More frequently Feynman is quoted as saying, "If you think you understand quantum mechanics you are wrong." The implied corollary joke being that if you believe you don't comprehend quantum mechanics then you most certainly do understand, because it never made any sense to begin with! Once, someone frustrated with my arguments insisted that I don't know anything about the subject and should stop talking about it altogether, to which I was quick to promise that the minute I have anything intelligible to say about quantum mechanics I will. Over a century later, in the hallowed halls of academia the continuing howls of indignation are now beginning to spread to every branch of the sciences along with the slowly dawning realization that mother nature has a wicked sense of humor and an endless supply of zingers because existence itself is paradoxical and instant karma is always gonna getcha baby!

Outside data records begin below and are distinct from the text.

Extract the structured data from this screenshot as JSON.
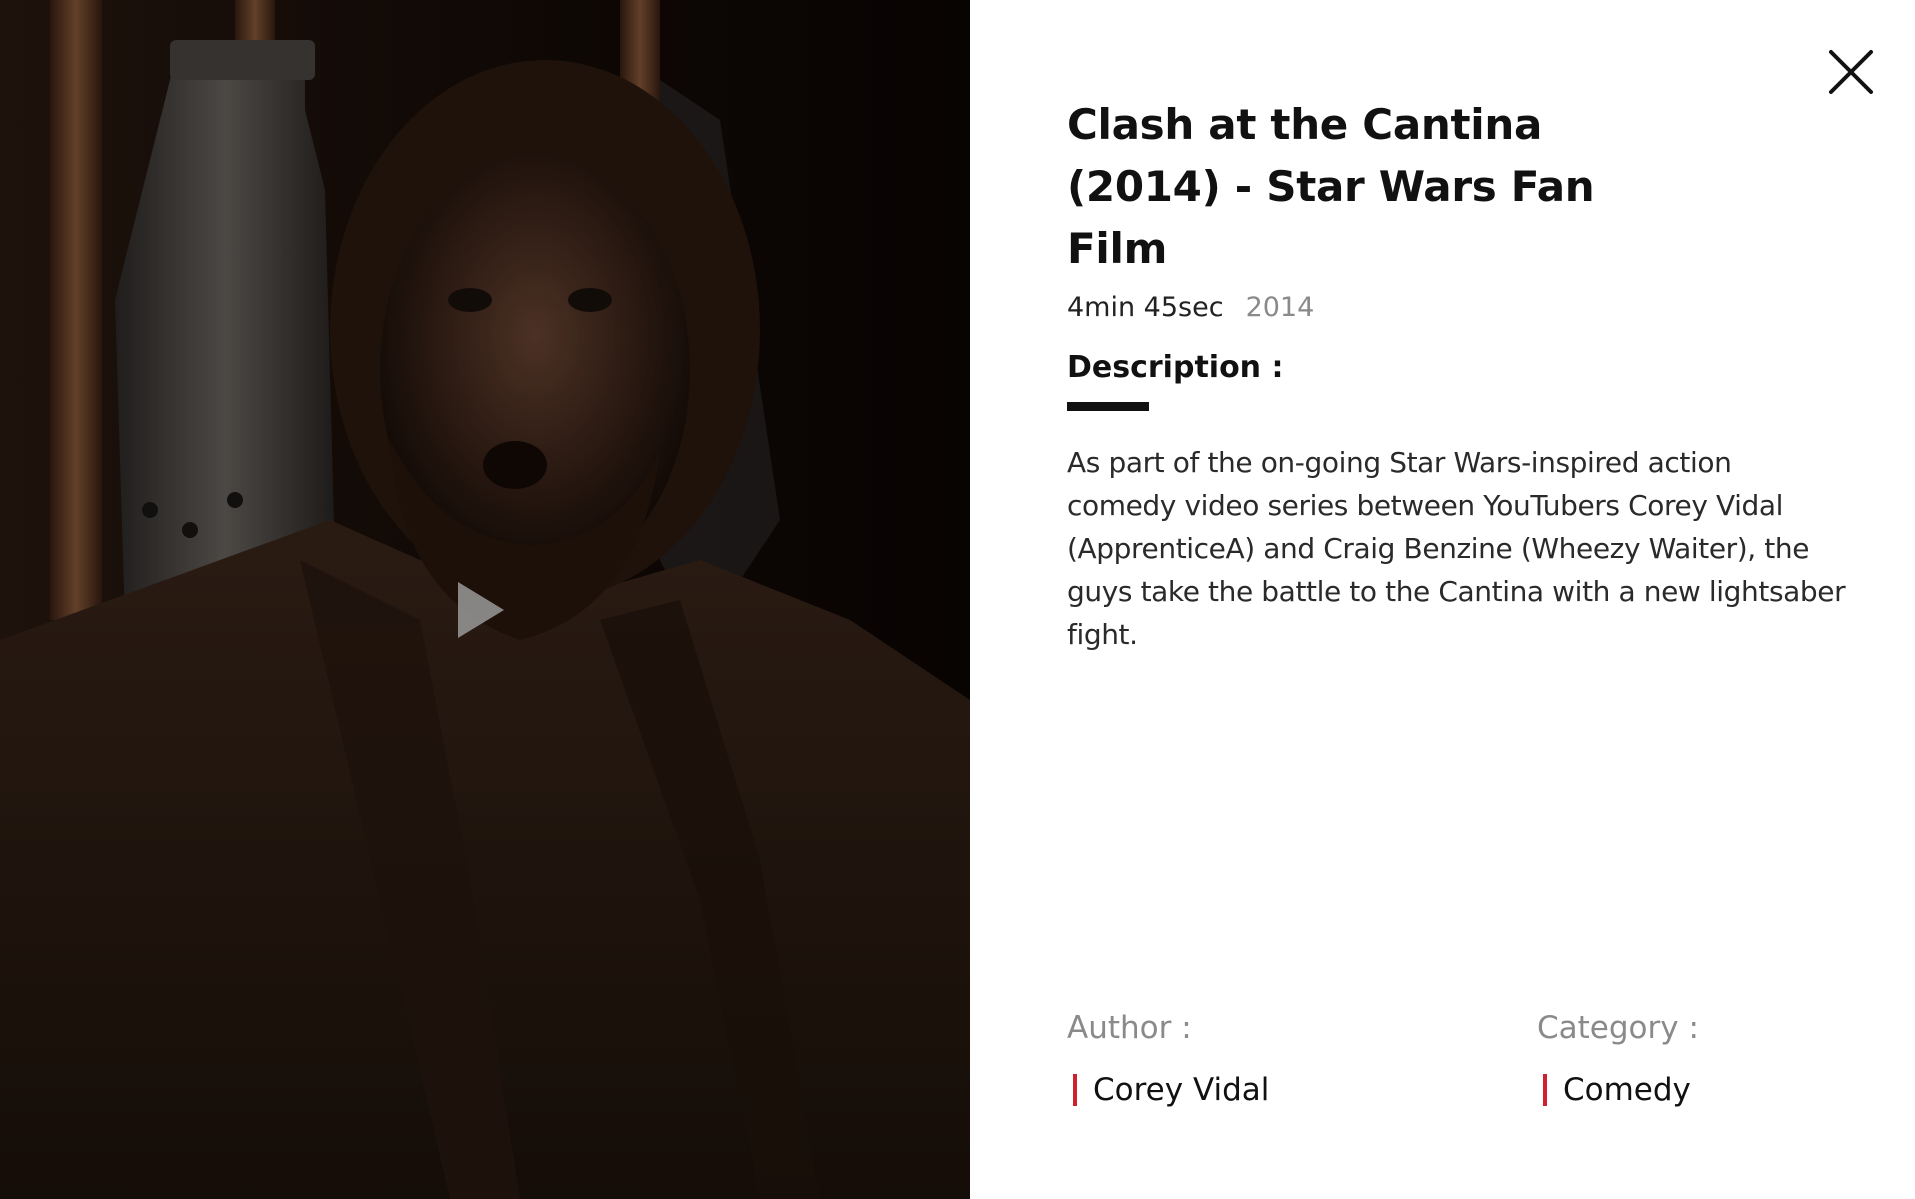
{
  "video": {
    "play_icon": "play-icon"
  },
  "info": {
    "close_icon": "close-icon",
    "title": "Clash at the Cantina (2014) - Star Wars Fan Film",
    "duration": "4min 45sec",
    "year": "2014",
    "description_heading": "Description :",
    "description": "As part of the on-going Star Wars-inspired action comedy video series between YouTubers Corey Vidal (ApprenticeA) and Craig Benzine (Wheezy Waiter), the guys take the battle to the Cantina with a new lightsaber fight.",
    "author_label": "Author :",
    "author_value": "Corey Vidal",
    "category_label": "Category :",
    "category_value": "Comedy"
  },
  "colors": {
    "accent": "#d0202e",
    "text": "#111111",
    "muted": "#8a8a8a",
    "video_bg": "#120a06"
  }
}
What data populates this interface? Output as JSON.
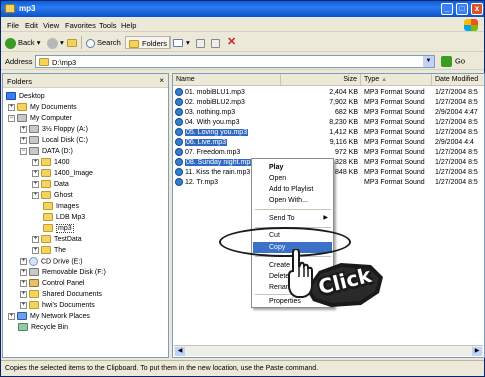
{
  "window": {
    "title": "mp3",
    "controls": [
      "_",
      "□",
      "x"
    ]
  },
  "menu": [
    "File",
    "Edit",
    "View",
    "Favorites",
    "Tools",
    "Help"
  ],
  "toolbar": {
    "back": "Back",
    "search": "Search",
    "folders": "Folders"
  },
  "address": {
    "label": "Address",
    "value": "D:\\mp3",
    "go": "Go"
  },
  "folders_pane": {
    "title": "Folders",
    "close": "×",
    "items": [
      {
        "label": "Desktop",
        "icon": "desktop-icon"
      },
      {
        "label": "My Documents",
        "icon": "folder-icon"
      },
      {
        "label": "My Computer",
        "icon": "computer-icon"
      },
      {
        "label": "3½ Floppy (A:)",
        "icon": "floppy-icon"
      },
      {
        "label": "Local Disk (C:)",
        "icon": "drive-icon"
      },
      {
        "label": "DATA (D:)",
        "icon": "drive-icon"
      },
      {
        "label": "1400",
        "icon": "folder-icon"
      },
      {
        "label": "1400_Image",
        "icon": "folder-icon"
      },
      {
        "label": "Data",
        "icon": "folder-icon"
      },
      {
        "label": "Ghost",
        "icon": "folder-icon"
      },
      {
        "label": "Images",
        "icon": "folder-icon"
      },
      {
        "label": "LDB Mp3",
        "icon": "folder-icon"
      },
      {
        "label": "mp3",
        "icon": "folder-icon"
      },
      {
        "label": "TestData",
        "icon": "folder-icon"
      },
      {
        "label": "The",
        "icon": "folder-icon"
      },
      {
        "label": "CD Drive (E:)",
        "icon": "cd-drive-icon"
      },
      {
        "label": "Removable Disk (F:)",
        "icon": "removable-disk-icon"
      },
      {
        "label": "Control Panel",
        "icon": "control-panel-icon"
      },
      {
        "label": "Shared Documents",
        "icon": "folder-icon"
      },
      {
        "label": "hwi's Documents",
        "icon": "folder-icon"
      },
      {
        "label": "My Network Places",
        "icon": "network-icon"
      },
      {
        "label": "Recycle Bin",
        "icon": "recycle-bin-icon"
      }
    ]
  },
  "columns": {
    "name": "Name",
    "size": "Size",
    "type": "Type",
    "date": "Date Modified"
  },
  "files": [
    {
      "name": "01. mobiBLU1.mp3",
      "size": "2,404 KB",
      "type": "MP3 Format Sound",
      "date": "1/27/2004 8:5",
      "selected": false
    },
    {
      "name": "02. mobiBLU2.mp3",
      "size": "7,902 KB",
      "type": "MP3 Format Sound",
      "date": "1/27/2004 8:5",
      "selected": false
    },
    {
      "name": "03. nothing.mp3",
      "size": "682 KB",
      "type": "MP3 Format Sound",
      "date": "2/9/2004 4:47",
      "selected": false
    },
    {
      "name": "04. With you.mp3",
      "size": "8,230 KB",
      "type": "MP3 Format Sound",
      "date": "1/27/2004 8:5",
      "selected": false
    },
    {
      "name": "05. Loving you.mp3",
      "size": "1,412 KB",
      "type": "MP3 Format Sound",
      "date": "1/27/2004 8:5",
      "selected": true
    },
    {
      "name": "06. Live.mp3",
      "size": "9,116 KB",
      "type": "MP3 Format Sound",
      "date": "2/9/2004 4:4",
      "selected": true
    },
    {
      "name": "07. Freedom.mp3",
      "size": "972 KB",
      "type": "MP3 Format Sound",
      "date": "1/27/2004 8:5",
      "selected": false
    },
    {
      "name": "08. Sunday night.mp3",
      "size": "328 KB",
      "type": "MP3 Format Sound",
      "date": "1/27/2004 8:5",
      "selected": true
    },
    {
      "name": "11. Kiss the rain.mp3",
      "size": "848 KB",
      "type": "MP3 Format Sound",
      "date": "1/27/2004 8:5",
      "selected": false
    },
    {
      "name": "12. Tr.mp3",
      "size": "",
      "type": "MP3 Format Sound",
      "date": "1/27/2004 8:5",
      "selected": false
    }
  ],
  "context_menu": {
    "play": "Play",
    "open": "Open",
    "add_to_playlist": "Add to Playlist",
    "open_with": "Open With...",
    "send_to": "Send To",
    "cut": "Cut",
    "copy": "Copy",
    "create_shortcut": "Create",
    "delete": "Delete",
    "rename": "Rename",
    "properties": "Properties"
  },
  "callout": {
    "text": "Click"
  },
  "status": {
    "text": "Copies the selected items to the Clipboard. To put them in the new location, use the Paste command."
  },
  "colors": {
    "selection": "#316ac5",
    "titlebar": "#0a5fd8",
    "window_bg": "#ece9d8"
  }
}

Donald Hoffman, for example, is a Game theorist who spent ten years studying all the neurological evidence and after running one computer simulation after another he finally concluded that, according to all the evidence, if the human mind and brain had ever remotely resembled anything like reality we would already have become extinct as a species. Which, of course, means that his own discovery can be considered just more self-contradictory nonsense along the same lines as quantum mechanics which, nevertheless, appears to be much more useful than anyone's silly ideas about reality. In response to this relentless string of zingers some, like Stephen Hawking, have championed taking one upon the chin for queen, country, and tradition insisting Einstein had to be right and God would never be so malicious as to leave us completely in the dark. Nevertheless, in spite of all the objections from researchers that they see little to laugh about under the circumstances, the evidence continues to mount that, assuming there is a God, its impossible to know with any certainty what he had in mind when he created the universe.

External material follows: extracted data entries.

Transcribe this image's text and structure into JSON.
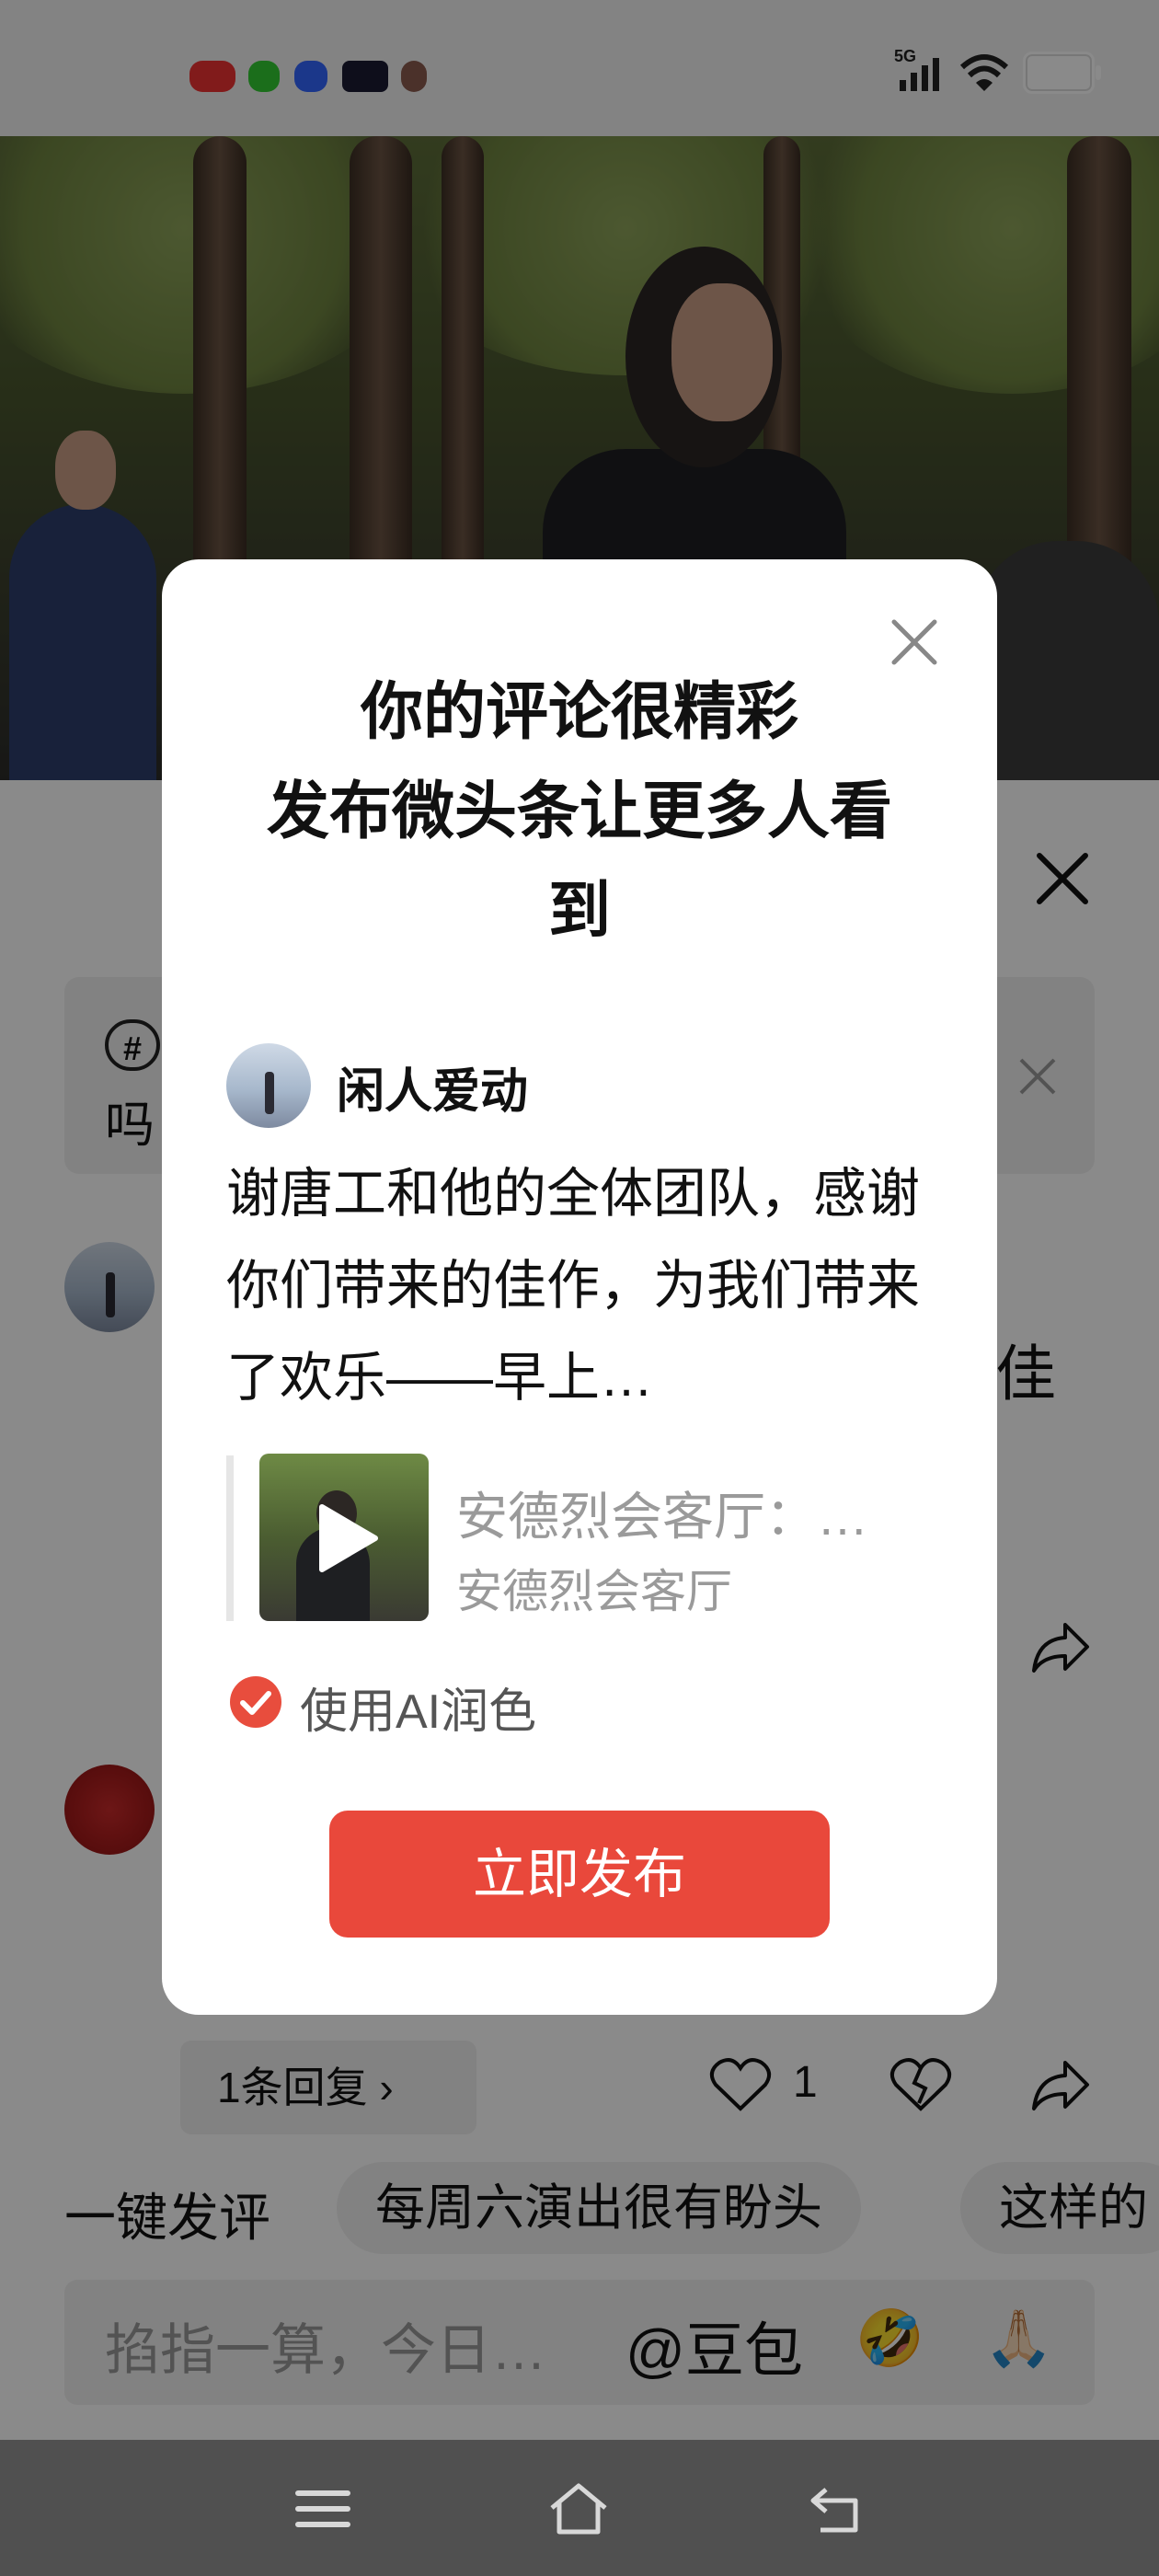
{
  "status_bar": {
    "network": "5G",
    "icons": [
      "signal-icon",
      "wifi-icon",
      "battery-icon"
    ]
  },
  "video": {
    "scene": "outdoor-performance"
  },
  "comment_sheet": {
    "topic_prefix_char": "吗",
    "background_partial_char": "佳",
    "reply_count_label": "1条回复 ›",
    "like_count": "1",
    "quick_comment_label": "一键发评",
    "chips": [
      "每周六演出很有盼头",
      "这样的"
    ],
    "input_placeholder": "掐指一算，今日…",
    "mention": "@豆包",
    "emojis": [
      "🤣",
      "🙏🏻"
    ]
  },
  "dialog": {
    "title_line1": "你的评论很精彩",
    "title_line2": "发布微头条让更多人看",
    "title_line3": "到",
    "user_name": "闲人爱动",
    "comment_text": "谢唐工和他的全体团队，感谢你们带来的佳作，为我们带来了欢乐——早上…",
    "card_title": "安德烈会客厅：…",
    "card_subtitle": "安德烈会客厅",
    "ai_label": "使用AI润色",
    "ai_checked": true,
    "publish_label": "立即发布",
    "accent_color": "#e9483b"
  },
  "nav_bar": {
    "icons": [
      "menu-icon",
      "home-icon",
      "back-icon"
    ]
  }
}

Without realizing that they had corroborated this, a group of mathematicians examining all of classical mathematics and causal physics concluded that any number of simple metaphors can be used to describe causality equally well. If you want, you can take your pick and insist that everything as merely composed of black holes, balls of string, bouncing springs, rubber bands, clockwork, wavy gravy, lime Jell-O, or lotions in motion on vibrating rubber sheets for all I know! A similar mathematical study established that, not only can you take your pick from among countless causal explanations, but only two dimensions are required as if, in reality, life were merely a cartoon. Like Donald Hoffman and Max Planck before them, what the mathematicians have just confirmed is that all of academia has traditionally relied upon what Rainbow Warriors call "Cartoon Logic", that is, the logic of small children who will adopt whatever rationalization conflicts less with reality as they know it or just happens to appeal to them more at the time.
So, the question is, should anarchists reject classical logic as merely another tool for allowing money to do all driving at the point of a gun? Does classical logic, according to the evidence, define anarchists as conformists?